Iodine's Collection Extension to the Rack Websockets

The biggest benefit from Iodine's Collection Extension is that it allows the creation of pub/sub plugins and other similar extensions that require access to all the connected Websockets - no nee for the plugin to ask "where's the list" or "add this code to on_open" or anything at all, truly "plug and play".

This extension should be easy enough to implement using a loop or an array within each process context. These methods do not cross process boundaries and they are meant to help implement more advanced features (they aren't a feature as much as an "access point").

Internally, this extension also allows iodine to manage connection memory and resource allocation while relieving developers from rewriting the same workflow of connection storing (on_open do ALL_WS << self; end ) and management. Knowing that the user doesn't keep Websocket object references, allows Iodine to safely optimize it's memory use.

  • Iodine::Websocket.each (class method) will run a block of code for each connected Websocket Callback Object belonging to the current process. This can be called from outside of a Websocket Callback Object as well.

    Iodine::Websocket.each {|ws| ws.write "You're connected to PID #{Process.pid}" }
  • Iodine::Websocket.defer(conn_id) Schedules a block of code to run for the specified connection at a later time, (if the connection is open) while preventing concurrent code from running for the same connection object.

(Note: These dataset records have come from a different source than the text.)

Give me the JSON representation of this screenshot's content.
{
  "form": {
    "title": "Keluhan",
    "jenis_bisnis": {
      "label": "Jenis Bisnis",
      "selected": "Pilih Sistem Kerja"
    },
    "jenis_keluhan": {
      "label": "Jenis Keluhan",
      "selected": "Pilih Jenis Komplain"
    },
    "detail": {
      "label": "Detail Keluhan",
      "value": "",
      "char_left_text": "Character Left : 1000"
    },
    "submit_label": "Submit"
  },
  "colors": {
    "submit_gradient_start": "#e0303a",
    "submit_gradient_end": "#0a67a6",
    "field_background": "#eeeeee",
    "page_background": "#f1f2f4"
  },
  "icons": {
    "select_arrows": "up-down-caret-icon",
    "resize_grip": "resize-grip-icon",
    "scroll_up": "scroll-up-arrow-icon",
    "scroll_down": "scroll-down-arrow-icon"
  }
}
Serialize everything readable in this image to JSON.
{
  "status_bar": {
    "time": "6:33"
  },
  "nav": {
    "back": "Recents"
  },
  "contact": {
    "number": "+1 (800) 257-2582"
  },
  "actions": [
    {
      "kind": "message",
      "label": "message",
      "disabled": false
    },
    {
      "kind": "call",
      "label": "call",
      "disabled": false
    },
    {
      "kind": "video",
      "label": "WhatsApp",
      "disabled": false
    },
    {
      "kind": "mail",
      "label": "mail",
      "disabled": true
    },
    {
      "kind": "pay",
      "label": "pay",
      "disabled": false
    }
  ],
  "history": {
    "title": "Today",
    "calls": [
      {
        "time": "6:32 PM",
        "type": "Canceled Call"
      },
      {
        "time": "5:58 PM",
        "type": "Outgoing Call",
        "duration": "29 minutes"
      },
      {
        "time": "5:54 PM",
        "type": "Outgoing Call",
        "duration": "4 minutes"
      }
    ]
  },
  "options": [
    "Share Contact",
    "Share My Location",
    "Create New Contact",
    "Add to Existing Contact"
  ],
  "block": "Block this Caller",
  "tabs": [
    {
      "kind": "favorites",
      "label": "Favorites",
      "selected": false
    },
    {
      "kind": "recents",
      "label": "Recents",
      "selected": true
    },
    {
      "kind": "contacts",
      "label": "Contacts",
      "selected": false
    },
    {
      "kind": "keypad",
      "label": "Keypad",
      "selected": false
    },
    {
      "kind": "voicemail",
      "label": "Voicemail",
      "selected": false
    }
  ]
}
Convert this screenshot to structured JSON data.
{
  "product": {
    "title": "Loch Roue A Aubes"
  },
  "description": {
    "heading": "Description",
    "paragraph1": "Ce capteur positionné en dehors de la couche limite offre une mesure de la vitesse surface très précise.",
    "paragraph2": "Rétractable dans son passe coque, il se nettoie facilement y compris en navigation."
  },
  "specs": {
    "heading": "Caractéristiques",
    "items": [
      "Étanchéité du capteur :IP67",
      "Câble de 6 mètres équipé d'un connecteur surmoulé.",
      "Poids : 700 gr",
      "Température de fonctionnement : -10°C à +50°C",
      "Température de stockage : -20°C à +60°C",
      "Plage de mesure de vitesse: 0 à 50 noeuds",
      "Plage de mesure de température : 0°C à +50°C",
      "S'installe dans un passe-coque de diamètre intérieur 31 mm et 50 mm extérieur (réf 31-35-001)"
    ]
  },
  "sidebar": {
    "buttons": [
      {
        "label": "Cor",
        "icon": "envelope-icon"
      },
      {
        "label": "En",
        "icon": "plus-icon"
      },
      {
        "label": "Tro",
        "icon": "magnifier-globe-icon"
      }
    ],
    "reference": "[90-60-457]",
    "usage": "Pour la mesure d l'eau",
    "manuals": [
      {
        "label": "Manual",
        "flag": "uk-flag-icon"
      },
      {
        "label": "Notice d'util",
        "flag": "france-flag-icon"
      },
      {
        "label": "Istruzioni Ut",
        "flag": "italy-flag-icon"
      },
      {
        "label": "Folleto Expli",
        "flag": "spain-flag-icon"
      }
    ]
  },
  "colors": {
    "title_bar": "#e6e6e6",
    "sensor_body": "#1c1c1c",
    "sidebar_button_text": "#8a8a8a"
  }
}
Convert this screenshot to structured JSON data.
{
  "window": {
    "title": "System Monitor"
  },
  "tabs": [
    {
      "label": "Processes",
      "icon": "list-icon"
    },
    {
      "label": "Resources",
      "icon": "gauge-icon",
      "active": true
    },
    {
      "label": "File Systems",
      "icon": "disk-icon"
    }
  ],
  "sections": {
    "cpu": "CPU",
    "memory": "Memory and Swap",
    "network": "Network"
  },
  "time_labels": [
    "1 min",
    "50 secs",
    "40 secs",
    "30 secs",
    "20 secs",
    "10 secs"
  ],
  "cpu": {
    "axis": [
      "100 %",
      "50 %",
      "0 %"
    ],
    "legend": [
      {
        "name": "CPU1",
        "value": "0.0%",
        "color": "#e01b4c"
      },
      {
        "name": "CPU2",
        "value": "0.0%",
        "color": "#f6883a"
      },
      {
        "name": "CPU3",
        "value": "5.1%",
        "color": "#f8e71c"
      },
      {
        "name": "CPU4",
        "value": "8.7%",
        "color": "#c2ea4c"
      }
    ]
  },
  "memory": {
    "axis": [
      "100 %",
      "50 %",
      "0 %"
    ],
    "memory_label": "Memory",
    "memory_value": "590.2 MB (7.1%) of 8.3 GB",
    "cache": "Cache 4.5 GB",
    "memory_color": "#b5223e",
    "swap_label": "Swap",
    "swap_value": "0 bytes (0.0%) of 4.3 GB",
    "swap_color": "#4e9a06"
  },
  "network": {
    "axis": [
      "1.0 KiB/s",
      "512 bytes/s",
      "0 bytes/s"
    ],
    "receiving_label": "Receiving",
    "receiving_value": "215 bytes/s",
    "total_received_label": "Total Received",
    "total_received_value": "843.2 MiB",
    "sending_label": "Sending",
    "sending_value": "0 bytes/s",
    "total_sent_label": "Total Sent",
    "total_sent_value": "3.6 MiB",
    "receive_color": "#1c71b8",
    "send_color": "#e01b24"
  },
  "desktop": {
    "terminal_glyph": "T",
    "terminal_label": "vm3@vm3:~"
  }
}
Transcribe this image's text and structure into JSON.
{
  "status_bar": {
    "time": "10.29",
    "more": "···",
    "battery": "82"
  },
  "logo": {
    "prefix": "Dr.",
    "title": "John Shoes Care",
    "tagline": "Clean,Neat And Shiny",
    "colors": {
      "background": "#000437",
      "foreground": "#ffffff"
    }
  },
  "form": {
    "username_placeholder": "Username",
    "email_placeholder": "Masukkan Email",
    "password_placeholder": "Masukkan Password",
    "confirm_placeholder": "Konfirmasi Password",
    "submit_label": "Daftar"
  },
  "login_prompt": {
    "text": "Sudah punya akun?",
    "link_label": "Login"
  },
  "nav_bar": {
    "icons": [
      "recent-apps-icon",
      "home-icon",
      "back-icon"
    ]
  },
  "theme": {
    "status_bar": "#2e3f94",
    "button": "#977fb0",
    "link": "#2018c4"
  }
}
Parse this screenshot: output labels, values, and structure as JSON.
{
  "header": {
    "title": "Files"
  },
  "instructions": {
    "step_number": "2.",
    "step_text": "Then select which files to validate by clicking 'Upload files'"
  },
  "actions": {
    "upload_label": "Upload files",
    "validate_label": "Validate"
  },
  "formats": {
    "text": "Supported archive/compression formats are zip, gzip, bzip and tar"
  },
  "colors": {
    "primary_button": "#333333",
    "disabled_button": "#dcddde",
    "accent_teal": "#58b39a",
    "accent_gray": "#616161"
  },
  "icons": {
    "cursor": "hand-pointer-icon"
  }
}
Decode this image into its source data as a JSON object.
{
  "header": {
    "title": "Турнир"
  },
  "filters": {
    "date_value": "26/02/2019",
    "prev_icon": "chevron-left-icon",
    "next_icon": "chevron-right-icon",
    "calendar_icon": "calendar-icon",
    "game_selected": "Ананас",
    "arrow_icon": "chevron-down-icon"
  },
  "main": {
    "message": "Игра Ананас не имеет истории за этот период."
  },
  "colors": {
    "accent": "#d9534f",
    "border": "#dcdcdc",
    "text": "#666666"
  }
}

    Iodine::Websocket.defer(self.conn_id) {|ws| ws.write "still open" }
  • #defer (instance method) Schedules a block of code to run for the specified connection at a later time, (if the connection is still open) while preventing concurrent code from running for the same connection object.

    defer { write "still open" }
  • Iodine::Websocket.count (instance method) Returns the number of active websocket connections (including connections that are in the process of closing down) belonging to the current process.

    write "#{Iodine::Websocket.count} clients sharing this process"

Iodine's Pub/Sub Extension to the Rack Websockets

This extension separates the websocket Pub/Sub semantics from the Pub/Sub engine (i.e. Redis, MongoDB, etc') or the Server. If the Collection Extension is implemented, than this isn't necessarily a big step forward (the big step forward is what can be done with is).

I don't personally believe this has a chance of being adopted by other server implementors, but it's a very powerful tool that Iodine supports.

Including these semantics, in the form of the described API, allows servers and Pub/Sub engines to be optimized in different ways without distracting the application (or framework implementor with environmental details.

For example, Iodine includes two default Pub/Sub engines Iodine::PubSub::Engine::CLUSTER (the default) and Iodine::PubSub::Engine::SINGLE_PROCESS that implement a localized Pub/Sub engine within a process cluster.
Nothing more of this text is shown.